Geoffrey Fisher has been educating children across five continents with the substantial genealogy of two generations of headmasters behind him. So, naturally, he was looking for a place that would make sense of his career and background.
Tamil Nadu's Kodaikanal International School (KIS), sandwiched between North American, international culture and the small town Kodi culture, is what he opted for.
Ruddy-cheeked and cheery, he'd look more at home on a calendar advertising Australia's excellent Outback. But already, with the practised eye of a cosmopolitan, Mr. Fisher has sized up the potential of KIS and is planning to create Kodaikkanal's first private museum, tracking the history of the southern hill station through its extensive private document collection.
KIS follows the International Baccalaureate programme, which is not content driven, but rather calls on the student's application skills, says Mr. Fisher. The school was established as an American boarding school for missionary children in India, and is now truly international, with half of the population consisting of about 40 different nationalities. The teachers themselves come from 27 different countries.
Due to this international nature of the school, perhaps, and also due to the board of education they follow, KIS follows a completely different method of teaching from the average Indian school. "I'm not saying the Indian way of teaching is wrong," adds Mr. Fisher diplomatically. "The Indian system of education teaches to one sort students with a phenomenal memory and reproducing power." As for KIS "It's more about problem-solving than retention," he says.
With his experiences as an educationist in Australia, the U.K., Cairo and Argentina, Mr. Fisher has enough perspective to know what each type of education needs.

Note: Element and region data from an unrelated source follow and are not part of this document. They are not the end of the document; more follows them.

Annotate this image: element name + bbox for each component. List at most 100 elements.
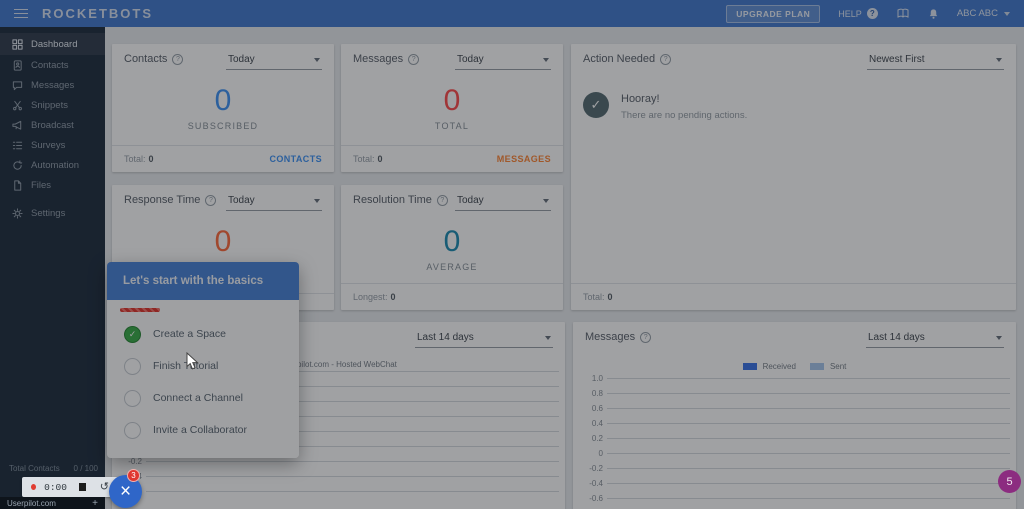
survey-list-icon [11,140,23,151]
chart-gridlines [607,378,1010,499]
card-title: Contacts [124,53,167,65]
contacts-period-select[interactable]: Today [226,53,322,70]
help-icon[interactable]: ? [205,195,216,206]
sidebar-item-label: Snippets [31,100,68,111]
automation-sync-icon [11,160,23,171]
chevron-down-icon [543,58,549,62]
sidebar-item-automation[interactable]: Automation [0,155,105,175]
messages-period-select[interactable]: Today [455,53,551,70]
response-time-value: 0 [112,225,334,259]
add-icon[interactable]: + [92,498,98,509]
contacts-count: 0 [112,84,334,118]
messages-count: 0 [341,84,563,118]
messages-chart-period-select[interactable]: Last 14 days [866,331,1004,348]
help-icon[interactable]: ? [172,54,183,65]
resolution-time-card: Resolution Time? Today 0 AVERAGE Longest… [341,185,563,310]
rocketbots-dashboard: ROCKETBOTS UPGRADE PLAN HELP ? ABC ABC [0,0,1024,509]
checklist-item-create-space[interactable]: ✓ Create a Space [107,318,299,350]
sidebar: Dashboard Contacts Messages Snippets Bro… [0,27,105,509]
sidebar-item-messages[interactable]: Messages [0,75,105,95]
help-icon[interactable]: ? [408,54,419,65]
chevron-down-icon [314,58,320,62]
contacts-icon [11,60,23,71]
sidebar-item-label: Surveys [31,140,65,151]
sidebar-item-label: Broadcast [31,120,74,131]
messages-chart-card: Messages? Last 14 days Received Sent 1.0… [573,322,1016,509]
hooray-headline: Hooray! [621,93,747,105]
chevron-down-icon [1004,12,1010,16]
empty-circle-icon [124,422,141,439]
sidebar-item-label: Settings [31,208,65,219]
card-title: Messages [585,331,635,343]
dashboard-icon [11,39,23,50]
sidebar-item-surveys[interactable]: Surveys [0,135,105,155]
checklist-item-finish-tutorial[interactable]: Finish Tutorial [107,350,299,382]
stop-recording-button[interactable] [79,483,86,491]
card-title: Messages [353,53,403,65]
docs-book-icon[interactable] [896,8,910,19]
sidebar-item-files[interactable]: Files [0,175,105,195]
gear-icon [11,208,23,219]
messages-total: Total:0 [353,154,383,164]
card-title: Resolution Time [353,194,432,206]
sidebar-footer: Total Contacts 0 / 100 [9,464,98,473]
total-contacts-label: Total Contacts [9,464,60,473]
recording-time: 0:00 [44,482,67,493]
userpilot-label: Userpilot.com [7,499,56,508]
contacts-chart-period-select[interactable]: Last 14 days [415,331,553,348]
user-menu[interactable]: ABC ABC [957,8,1010,19]
sidebar-item-contacts[interactable]: Contacts [0,55,105,75]
total-contacts-value: 0 / 100 [74,464,98,473]
response-period-select[interactable]: Today [226,194,322,211]
card-title: Action Needed [583,53,655,65]
hamburger-menu-icon[interactable] [14,9,28,19]
notifications-bell-icon[interactable] [928,8,939,20]
messages-metric-label: TOTAL [341,121,563,131]
legend-sent-label: Sent [830,362,846,371]
flow-step-badge[interactable]: 5 [998,470,1021,493]
help-menu[interactable]: HELP ? [838,8,878,19]
sidebar-item-settings[interactable]: Settings [0,203,105,223]
received-swatch [743,363,757,370]
recording-dot-icon [31,484,36,490]
checklist-item-connect-channel[interactable]: Connect a Channel [107,382,299,414]
sidebar-item-label: Automation [31,160,79,171]
notification-count-badge: 3 [127,469,140,482]
chevron-down-icon [545,336,551,340]
sidebar-item-dashboard[interactable]: Dashboard [0,33,105,55]
file-document-icon [11,180,23,191]
checklist-progress-bar [120,308,160,312]
chart-legend: Received Sent [573,362,1016,371]
legend-received-label: Received [763,362,796,371]
empty-circle-icon [124,358,141,375]
card-title: Response Time [124,194,200,206]
contacts-card: Contacts? Today 0 SUBSCRIBED Total:0 CON… [112,44,334,172]
sidebar-item-broadcast[interactable]: Broadcast [0,115,105,135]
help-icon[interactable]: ? [640,332,651,343]
checklist-item-invite-collaborator[interactable]: Invite a Collaborator [107,414,299,446]
messages-link[interactable]: MESSAGES [497,154,551,164]
contacts-metric-label: SUBSCRIBED [112,121,334,131]
chat-bubble-icon [11,80,23,91]
restart-recording-button[interactable]: ↺ [100,482,109,493]
sent-swatch [810,363,824,370]
help-icon[interactable]: ? [660,54,671,65]
check-circle-icon: ✓ [124,326,141,343]
empty-circle-icon [124,390,141,407]
scissors-icon [11,100,23,111]
sidebar-item-snippets[interactable]: Snippets [0,95,105,115]
userpilot-bar: Userpilot.com + [0,497,105,509]
bar-chart-plot: 1.00.8 0.60.4 0.20 -0.2-0.4 -0.6 [581,378,1016,508]
sidebar-item-label: Dashboard [31,39,77,50]
resolution-longest: Longest:0 [353,292,396,302]
resolution-period-select[interactable]: Today [455,194,551,211]
action-sort-select[interactable]: Newest First [867,53,1004,70]
chevron-down-icon [996,336,1002,340]
onboarding-checklist: Let's start with the basics ✓ Create a S… [107,262,299,458]
help-icon[interactable]: ? [437,195,448,206]
upgrade-plan-button[interactable]: UPGRADE PLAN [726,5,820,23]
contacts-link[interactable]: CONTACTS [269,154,322,164]
chevron-down-icon [543,199,549,203]
top-bar: ROCKETBOTS UPGRADE PLAN HELP ? ABC ABC [0,0,1024,27]
hooray-subtext: There are no pending actions. [621,110,747,121]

He says the Indian boards structures are still based on the British board structures, a reminder of their colonial roots. "I'm not an advocate of the British sense of constantly examining kids," he says. For instance, he sees no point in assessing children with public examinations in class X, as the point is to see that they all get transfers up to class XII and then get tested for college.

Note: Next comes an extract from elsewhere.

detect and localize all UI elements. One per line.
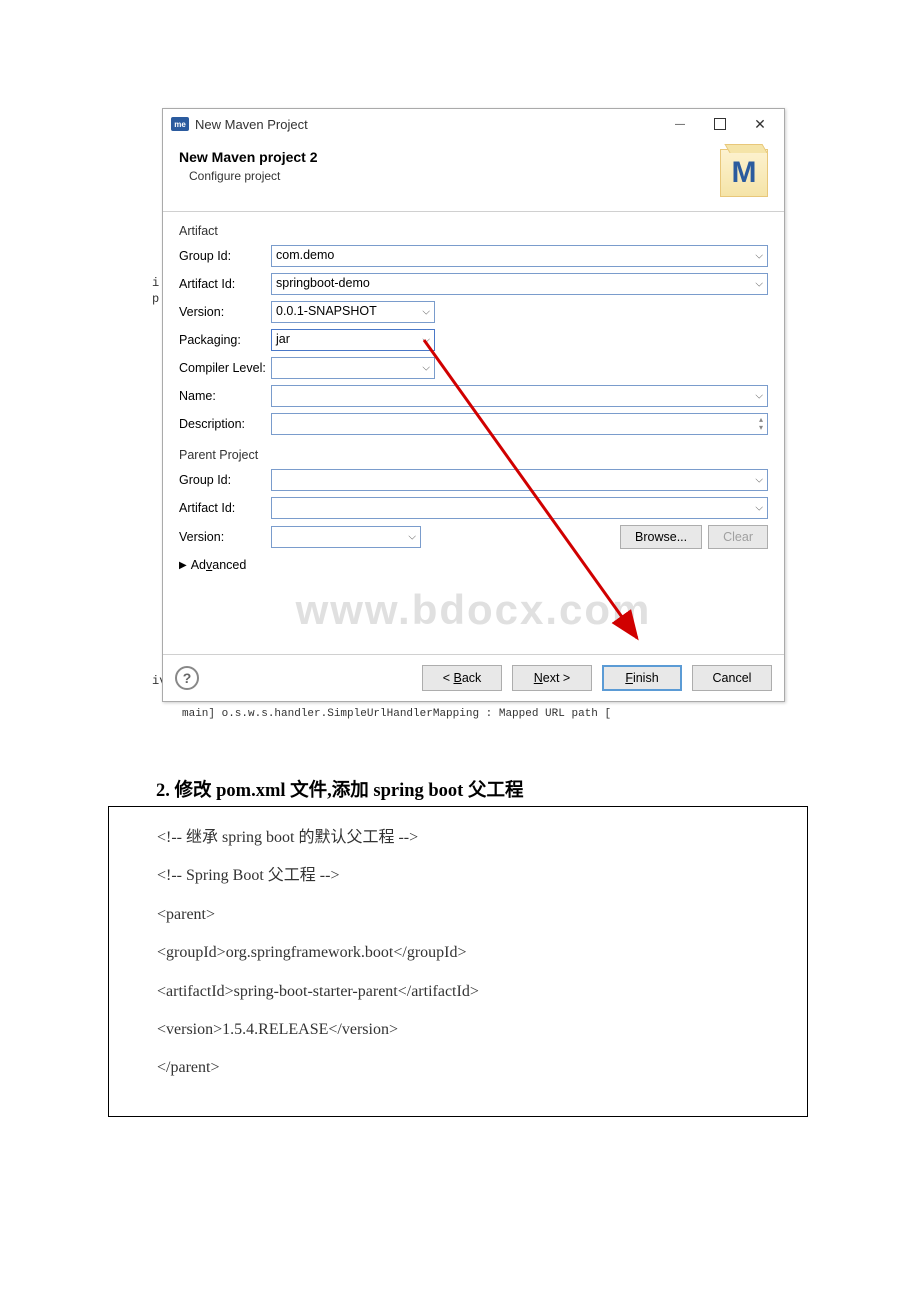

He says India is not alone though, as most curriculum throughout the world stress on retention, with very little attention to acquiring skills for the workplace. To prove this point, he asks you how much of the Maths and Science you learnt in school applies to your everyday life. He believes that all subjects should be inter-related and made relevant and says, "for education to be truly effective, students must take their classroom learning and apply it."

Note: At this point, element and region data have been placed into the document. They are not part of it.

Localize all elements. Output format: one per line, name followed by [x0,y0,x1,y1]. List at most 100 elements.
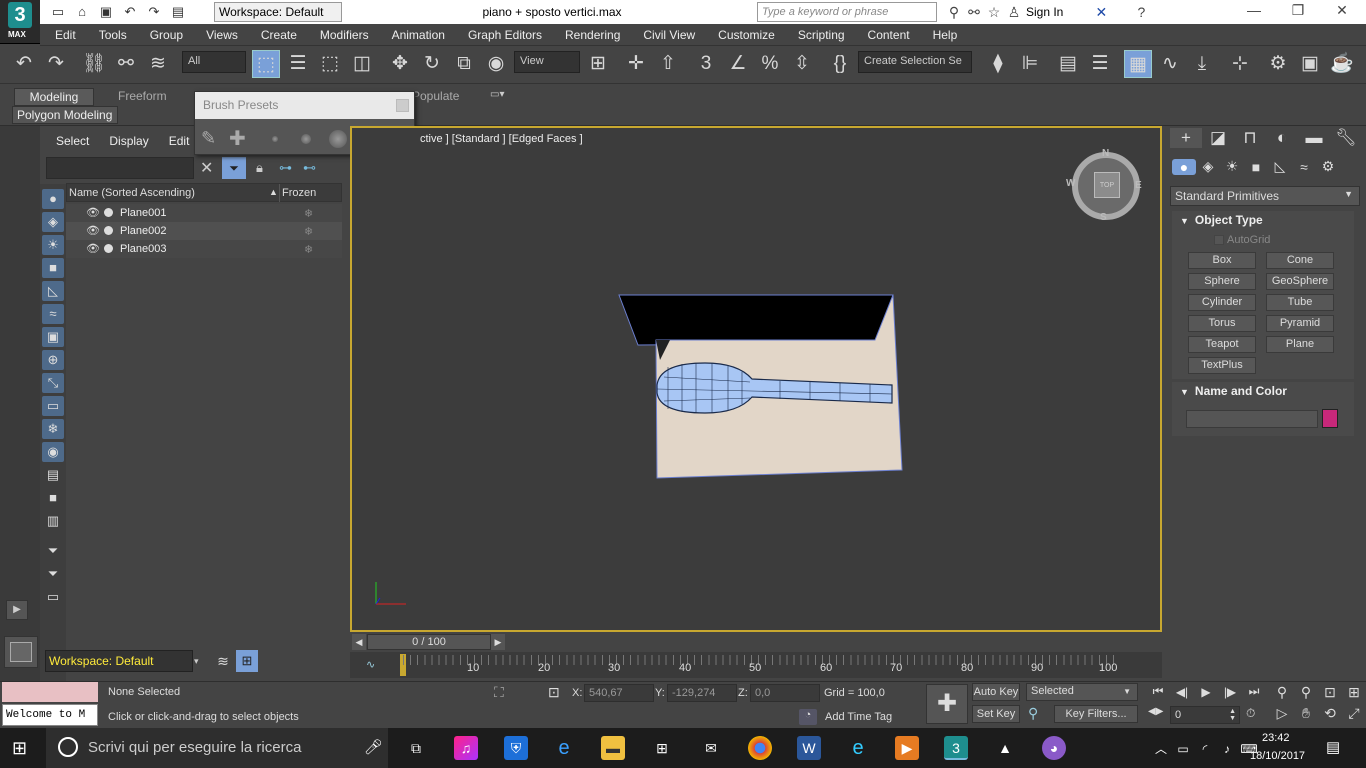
primitive-category-dropdown[interactable]: Standard Primitives ▼ [1170,186,1360,206]
pyramid-button[interactable]: Pyramid [1266,315,1334,332]
dope-sheet-icon[interactable]: ⤓ [1188,50,1216,78]
layer-explorer-icon[interactable]: ▤ [1054,50,1082,78]
display-spacewarps-icon[interactable]: ≈ [42,304,64,324]
object-type-rollout-header[interactable]: ▼ Object Type [1172,211,1354,231]
auto-key-button[interactable]: Auto Key [972,683,1020,701]
compass-south[interactable]: S [1100,212,1107,223]
object-name-input[interactable] [1186,410,1318,428]
time-tag-icon[interactable]: ◔ [799,709,817,725]
add-time-tag[interactable]: Add Time Tag [825,711,892,723]
space-warps-icon[interactable]: ≈ [1292,159,1316,175]
brush-settings-icon[interactable]: ✎ [201,128,216,149]
select-by-name-icon[interactable]: ☰ [284,50,312,78]
action-center-icon[interactable]: ▤ [1326,738,1340,756]
object-color-swatch[interactable] [1322,409,1338,428]
brush-preset-dot[interactable] [272,136,278,142]
teapot-button[interactable]: Teapot [1188,336,1256,353]
snaps-toggle-icon[interactable]: 3 [692,50,720,78]
display-frozen-icon[interactable]: ❄ [42,419,64,439]
field-of-view-icon[interactable]: ▷ [1270,705,1294,726]
display-hidden-icon[interactable]: ◉ [42,442,64,462]
create-tab-icon[interactable]: + [1170,128,1202,148]
sphere-button[interactable]: Sphere [1188,273,1256,290]
display-tab-icon[interactable]: ▬ [1298,128,1330,148]
scale-icon[interactable]: ⧉ [450,50,478,78]
menu-help[interactable]: Help [918,24,966,46]
schematic-view-icon[interactable]: ⊹ [1226,50,1254,78]
rectangular-selection-icon[interactable]: ⬚ [316,50,344,78]
time-configuration-icon[interactable]: ⏱ [1246,706,1255,721]
itunes-icon[interactable]: ♫ [454,736,478,760]
lock-icon[interactable]: 🔒︎ [256,160,263,176]
motion-tab-icon[interactable]: ◐ [1266,128,1298,148]
minimize-icon[interactable]: — [1232,0,1276,20]
previous-key-icon[interactable]: ◀| [1170,685,1194,699]
percent-snap-icon[interactable]: % [756,50,784,78]
undo-icon[interactable]: ↶ [120,3,140,21]
window-crossing-icon[interactable]: ◫ [348,50,376,78]
render-production-icon[interactable]: ☕ [1328,50,1356,78]
menu-tools[interactable]: Tools [84,24,135,46]
scene-explorer-icon[interactable]: ▦ [1124,50,1152,78]
menu-scripting[interactable]: Scripting [783,24,853,46]
store-icon[interactable]: ⊞ [650,736,674,760]
toggle-ribbon-icon[interactable]: ☰ [1086,50,1114,78]
maxscript-listener-input[interactable]: Welcome to M [2,704,98,726]
plane-button[interactable]: Plane [1266,336,1334,353]
play-icon[interactable]: ▶ [1194,685,1218,699]
scene-row[interactable]: 👁︎ Plane001 ❄ [66,204,342,222]
select-manipulate-icon[interactable]: ✛ [622,50,650,78]
pan-icon[interactable]: ✋︎ [1294,705,1318,726]
tab-populate[interactable]: Populate [412,88,459,106]
clear-filter-icon[interactable]: ✕ [200,158,213,178]
project-folder-icon[interactable]: ▤ [168,3,188,21]
menu-civil-view[interactable]: Civil View [628,24,703,46]
rendered-frame-icon[interactable]: ▣ [1296,50,1324,78]
sign-in-link[interactable]: Sign In [1026,5,1063,19]
unlink-icon[interactable]: ⚯ [112,50,140,78]
polygon-modeling-panel[interactable]: Polygon Modeling [12,106,118,124]
set-key-icon[interactable]: ✚ [926,684,968,724]
app-logo[interactable]: 3 MAX [0,0,40,44]
chrome-icon[interactable] [748,736,772,760]
menu-graph-editors[interactable]: Graph Editors [453,24,550,46]
menu-animation[interactable]: Animation [377,24,453,46]
rotate-icon[interactable]: ↻ [418,50,446,78]
task-view-icon[interactable]: ⧉ [404,736,428,760]
modify-tab-icon[interactable]: ◪ [1202,128,1234,148]
compass-east[interactable]: E [1135,180,1142,191]
star-icon[interactable]: ☆ [984,2,1004,22]
file-explorer-icon[interactable]: ▬ [601,736,625,760]
menu-group[interactable]: Group [135,24,191,46]
align-icon[interactable]: ⊫ [1016,50,1044,78]
display-helpers-icon[interactable]: ◺ [42,281,64,301]
filter-icon[interactable]: ⏷ [222,157,246,179]
mirror-icon[interactable]: ⧫ [984,50,1012,78]
menu-content[interactable]: Content [853,24,918,46]
box-button[interactable]: Box [1188,252,1256,269]
scene-menu-edit[interactable]: Edit [169,134,190,148]
systems-icon[interactable]: ⚙ [1316,158,1340,175]
binoculars-icon[interactable]: ⚲ [944,2,964,22]
selection-filter-dropdown[interactable]: All [182,51,246,73]
spinner-snap-icon[interactable]: ⇳ [788,50,816,78]
layers-icon[interactable]: ≋ [212,650,234,672]
viewcube-face-top[interactable]: TOP [1094,172,1120,198]
frozen-snowflake-icon[interactable]: ❄ [304,207,313,220]
menu-create[interactable]: Create [246,24,305,46]
autogrid-checkbox[interactable]: AutoGrid [1214,234,1270,246]
cone-button[interactable]: Cone [1266,252,1334,269]
x-coordinate-field[interactable]: 540,67 [584,684,654,702]
scene-menu-display[interactable]: Display [109,134,148,148]
defender-icon[interactable]: ⛨ [504,736,528,760]
viewcube[interactable]: TOP [1072,152,1140,220]
save-file-icon[interactable]: ▣ [96,3,116,21]
photos-icon[interactable]: ▲ [993,736,1017,760]
zoom-extents-all-icon[interactable]: ⊞ [1342,684,1366,705]
tab-modeling[interactable]: Modeling [14,88,94,106]
bind-space-warp-icon[interactable]: ≋ [144,50,172,78]
layer-sort-icon[interactable]: ⊷ [303,160,316,176]
maximize-icon[interactable]: ❐ [1276,0,1320,20]
edge-icon[interactable]: e [552,736,576,760]
add-preset-icon[interactable]: ✚ [229,126,246,151]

According to Mr. Fisher, "Eco Education" bridges the gap between theoretical and applied curriculum. Eco education to him is learning about your environment while sitting in the midst of it, taking your classes outside. "The world is playing with global warming. This is a huge environmental burden on the future," he says. The KIS campus is in wilderness and high in the hills (92 acres surrounded by forestry reserve and national parks), so it is easy to incorporate it in the curriculum. ``We have a one-semester course for year 9 built around developing environmental awareness. The science fieldwork is done in the environment."
Mr. Fisher is also in the process of creating a residential environmental research facility on the KIS wilderness campus.